Archive for October, 2009

Research Round Up

October 30, 2009 Leave a comment

There have been lots of news stories about new treatments for arthritis this week so I thought I’d try and summarise some of the research here.

Apremilast, I haven’t heard of it, but apparently it has been tried on 204 people with psoriatic arthritis and the results were reported at the American College of Rheumatology.

You can read the abstract here:

If you read the abstract, you will be pleased to note “there were no deaths” !

This also lead me to a link in Nature Drug Discovery, this graph interested me, it is the number of people with mild, moderate and severe psoriasis and the treatments they receive.

You can download the pdf here:

Psoriasis market

This is a summary table I’ve drawn up using the information in the article

How does it work?

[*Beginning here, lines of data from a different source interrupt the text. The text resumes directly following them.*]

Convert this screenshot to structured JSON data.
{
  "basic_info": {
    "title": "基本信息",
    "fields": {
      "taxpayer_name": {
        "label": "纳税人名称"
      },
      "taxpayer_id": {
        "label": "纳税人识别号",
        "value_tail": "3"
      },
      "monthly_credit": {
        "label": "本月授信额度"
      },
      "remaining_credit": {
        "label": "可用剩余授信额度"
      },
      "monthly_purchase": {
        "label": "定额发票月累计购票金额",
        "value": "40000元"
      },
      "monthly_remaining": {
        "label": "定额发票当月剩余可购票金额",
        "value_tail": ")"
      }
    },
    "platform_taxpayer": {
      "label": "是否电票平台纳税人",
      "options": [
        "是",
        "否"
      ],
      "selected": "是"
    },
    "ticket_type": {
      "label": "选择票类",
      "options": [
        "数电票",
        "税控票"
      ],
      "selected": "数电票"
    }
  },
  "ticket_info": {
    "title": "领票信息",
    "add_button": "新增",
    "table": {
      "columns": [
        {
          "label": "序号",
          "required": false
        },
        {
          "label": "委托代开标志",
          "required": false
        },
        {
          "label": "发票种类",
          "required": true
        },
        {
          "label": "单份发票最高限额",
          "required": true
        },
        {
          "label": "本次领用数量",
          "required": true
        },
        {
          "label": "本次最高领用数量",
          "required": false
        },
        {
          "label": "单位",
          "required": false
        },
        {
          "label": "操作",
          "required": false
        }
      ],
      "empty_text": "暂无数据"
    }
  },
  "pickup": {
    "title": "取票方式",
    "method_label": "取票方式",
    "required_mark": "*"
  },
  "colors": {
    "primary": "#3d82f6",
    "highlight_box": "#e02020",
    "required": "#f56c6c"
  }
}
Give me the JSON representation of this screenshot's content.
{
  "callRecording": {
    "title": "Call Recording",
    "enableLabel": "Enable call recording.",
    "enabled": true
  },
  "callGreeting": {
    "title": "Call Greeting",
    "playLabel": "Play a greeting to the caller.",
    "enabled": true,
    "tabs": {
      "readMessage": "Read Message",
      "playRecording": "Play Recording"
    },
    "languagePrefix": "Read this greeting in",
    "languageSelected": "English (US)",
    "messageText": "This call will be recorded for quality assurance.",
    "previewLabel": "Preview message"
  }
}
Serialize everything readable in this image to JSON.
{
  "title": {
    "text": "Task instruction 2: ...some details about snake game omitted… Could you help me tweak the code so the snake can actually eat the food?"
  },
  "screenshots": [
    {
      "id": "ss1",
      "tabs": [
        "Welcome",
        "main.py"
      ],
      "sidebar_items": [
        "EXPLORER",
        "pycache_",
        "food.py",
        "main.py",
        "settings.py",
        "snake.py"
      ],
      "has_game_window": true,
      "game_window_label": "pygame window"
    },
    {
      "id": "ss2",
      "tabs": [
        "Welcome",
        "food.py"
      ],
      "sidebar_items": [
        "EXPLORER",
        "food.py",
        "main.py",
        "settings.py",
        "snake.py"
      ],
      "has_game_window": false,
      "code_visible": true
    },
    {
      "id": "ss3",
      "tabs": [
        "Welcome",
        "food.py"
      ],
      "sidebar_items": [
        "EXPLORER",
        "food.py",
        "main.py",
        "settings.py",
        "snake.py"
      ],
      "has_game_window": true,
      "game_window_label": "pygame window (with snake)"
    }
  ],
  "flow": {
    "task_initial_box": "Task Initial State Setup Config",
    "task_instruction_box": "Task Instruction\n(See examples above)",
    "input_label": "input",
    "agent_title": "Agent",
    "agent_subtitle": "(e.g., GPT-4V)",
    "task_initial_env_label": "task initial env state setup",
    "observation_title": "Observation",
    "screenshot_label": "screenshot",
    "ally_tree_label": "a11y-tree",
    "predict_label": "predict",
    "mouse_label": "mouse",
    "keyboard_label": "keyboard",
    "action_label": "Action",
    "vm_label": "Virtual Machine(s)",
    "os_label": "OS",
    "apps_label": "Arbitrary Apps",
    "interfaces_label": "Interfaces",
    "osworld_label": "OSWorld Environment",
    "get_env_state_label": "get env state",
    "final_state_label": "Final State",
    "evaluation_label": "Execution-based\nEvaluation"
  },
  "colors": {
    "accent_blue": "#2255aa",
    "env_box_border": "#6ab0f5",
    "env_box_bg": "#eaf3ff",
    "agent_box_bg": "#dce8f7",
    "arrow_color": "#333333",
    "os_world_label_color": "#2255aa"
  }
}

Marketing Name Scientific Name Company that makes the drug Get it by…
Inhibits TNF alpha Humira adalimumab Abbott
Enbrel etanercept Amgen/Wyeth/Takeda
Remicade infliximab Centocor Ortho Biotech/Schering-Plough IV infusion
Simponi golimumab Centecor Ortho Biotech
Target T cells Raptiva (Xanelim) efalizumab Genentech/Roche/Merck-Serono
Amevive alefacept Astellas/Biogen
IL-12/ IL23 Inhibitor Stelera ustekinumab Centecor Ortho Biotech
PDE4 and other interleukins apremilast Celgene Tablet


There are certainly lots of new drugs out there. But and it’s a big but, they all target general pathways that your cells use to signal (communicate) with each other and long term, no one knows what these drugs are going to do to you.

TNF was discovered because it could kill tumour cells, therefore, it’s possible that if you inhibit TNF you increase your risk of cancer.  So far, after 6 years of follow up, people taking TNF inhibitors are NOT at an increased risk of cancer.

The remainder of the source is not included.